On the ingredients list were two items that are pretty hard to find (thanks, Paul). Ground mahlab, the kernel from the stone of a cherry, has a fragrant taste a bit like the combination of cherries, almonds and vanilla. The other ingredient is mastic powder which apparently has a pine-like flavour. Both can be bought online or in specialist food shops.
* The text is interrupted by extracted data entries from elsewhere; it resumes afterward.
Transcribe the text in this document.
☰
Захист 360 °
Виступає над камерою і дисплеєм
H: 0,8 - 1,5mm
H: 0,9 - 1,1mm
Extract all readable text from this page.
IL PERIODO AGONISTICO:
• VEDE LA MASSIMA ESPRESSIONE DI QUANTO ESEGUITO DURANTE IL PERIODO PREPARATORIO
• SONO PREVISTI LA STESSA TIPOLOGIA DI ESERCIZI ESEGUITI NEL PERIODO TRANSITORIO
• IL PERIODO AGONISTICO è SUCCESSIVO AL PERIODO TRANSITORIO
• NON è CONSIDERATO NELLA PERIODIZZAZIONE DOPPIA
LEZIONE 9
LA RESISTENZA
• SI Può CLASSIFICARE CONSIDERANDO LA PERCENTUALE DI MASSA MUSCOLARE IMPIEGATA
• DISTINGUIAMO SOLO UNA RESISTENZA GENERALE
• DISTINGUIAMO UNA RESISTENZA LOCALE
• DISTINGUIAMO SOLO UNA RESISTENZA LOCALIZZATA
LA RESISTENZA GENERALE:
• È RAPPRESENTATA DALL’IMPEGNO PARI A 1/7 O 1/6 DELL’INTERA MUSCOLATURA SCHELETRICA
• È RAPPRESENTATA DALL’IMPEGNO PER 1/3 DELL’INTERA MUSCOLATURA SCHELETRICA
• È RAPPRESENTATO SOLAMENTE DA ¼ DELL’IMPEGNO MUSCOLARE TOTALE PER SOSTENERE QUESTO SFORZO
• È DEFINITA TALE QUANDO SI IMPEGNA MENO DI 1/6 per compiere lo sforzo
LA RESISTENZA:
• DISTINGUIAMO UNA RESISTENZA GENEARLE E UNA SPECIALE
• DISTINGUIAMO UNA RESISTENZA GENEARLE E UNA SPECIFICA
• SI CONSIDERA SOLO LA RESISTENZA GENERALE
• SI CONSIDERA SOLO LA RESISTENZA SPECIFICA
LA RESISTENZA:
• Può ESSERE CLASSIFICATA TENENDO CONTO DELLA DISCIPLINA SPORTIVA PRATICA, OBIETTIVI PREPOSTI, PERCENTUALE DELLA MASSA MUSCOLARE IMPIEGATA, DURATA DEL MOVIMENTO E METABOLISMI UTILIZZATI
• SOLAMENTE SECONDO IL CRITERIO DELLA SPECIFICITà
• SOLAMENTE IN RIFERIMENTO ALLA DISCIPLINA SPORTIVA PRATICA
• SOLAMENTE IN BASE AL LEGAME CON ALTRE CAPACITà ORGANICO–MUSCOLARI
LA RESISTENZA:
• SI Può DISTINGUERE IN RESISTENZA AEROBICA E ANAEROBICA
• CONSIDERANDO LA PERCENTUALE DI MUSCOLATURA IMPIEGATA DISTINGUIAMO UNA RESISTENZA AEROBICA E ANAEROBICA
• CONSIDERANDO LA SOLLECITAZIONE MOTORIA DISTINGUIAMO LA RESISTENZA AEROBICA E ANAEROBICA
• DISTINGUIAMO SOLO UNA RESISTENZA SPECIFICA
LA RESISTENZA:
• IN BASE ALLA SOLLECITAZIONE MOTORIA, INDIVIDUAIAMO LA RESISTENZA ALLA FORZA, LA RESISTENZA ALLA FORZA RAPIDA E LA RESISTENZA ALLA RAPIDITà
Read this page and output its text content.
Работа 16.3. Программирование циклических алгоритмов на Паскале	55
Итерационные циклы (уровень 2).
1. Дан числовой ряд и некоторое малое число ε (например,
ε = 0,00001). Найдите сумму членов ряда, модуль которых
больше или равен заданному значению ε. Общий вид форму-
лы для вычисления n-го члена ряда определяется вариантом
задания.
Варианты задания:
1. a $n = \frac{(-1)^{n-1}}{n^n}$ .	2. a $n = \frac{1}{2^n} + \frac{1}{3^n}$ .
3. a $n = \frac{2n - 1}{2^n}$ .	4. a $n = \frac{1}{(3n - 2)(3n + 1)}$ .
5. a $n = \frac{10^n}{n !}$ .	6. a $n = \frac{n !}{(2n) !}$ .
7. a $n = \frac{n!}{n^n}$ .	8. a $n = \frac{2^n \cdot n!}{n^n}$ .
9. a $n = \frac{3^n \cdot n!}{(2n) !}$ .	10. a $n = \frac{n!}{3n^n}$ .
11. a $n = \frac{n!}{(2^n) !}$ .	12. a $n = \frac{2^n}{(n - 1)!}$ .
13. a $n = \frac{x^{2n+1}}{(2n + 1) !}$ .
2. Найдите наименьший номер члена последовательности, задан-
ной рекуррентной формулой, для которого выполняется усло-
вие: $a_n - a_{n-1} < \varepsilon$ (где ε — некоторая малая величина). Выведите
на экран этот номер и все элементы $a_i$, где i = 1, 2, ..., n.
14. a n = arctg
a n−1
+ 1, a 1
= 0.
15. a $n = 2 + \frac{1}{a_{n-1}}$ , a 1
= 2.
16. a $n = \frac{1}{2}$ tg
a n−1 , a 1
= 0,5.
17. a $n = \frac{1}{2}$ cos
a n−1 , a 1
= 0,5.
The contestants won’t have the same issue with finding these ingredients but will they know what to do with them?
How to make flaounas
First you make the filling. Start by grating a shedload of cheese (I used pecorino and halloumi) until your arm is aching and you’re wondering if Paul chose this as an endurance, not a baking, challenge. In another bowl, mix plain flour, fast-action yeast, sultanas and semolina. Then, into a third bowl, beat eggs with milk before tipping the flour mix and the egg mix over the mountain of cheese and getting your probably-now-exhausted arm to bind it all together. The mixture is then covered and left while you get on with the next stage.
So far, so good.
While waiting for the dough to prove you have to make a sesame seed glaze for the pastry. This involves heating sesame seeds in a little white wine vinegar and water until boiling, then straining the seeds in a sieve and laying them out on a clean tea towel to dry.
Et voila!
For me, thank my lucky pastry-laden stars, these weird cheese squares worked. The delicious. office was divided in opinion on how they tasted – most not being able to come to terms with sultanas and cheese together in the same recipe. But it’s not down to them – it’s Mary and Paul who will be judging, and ranking, the last seven bakers.
I wonder who, if anyone, will make a perfect flaouna?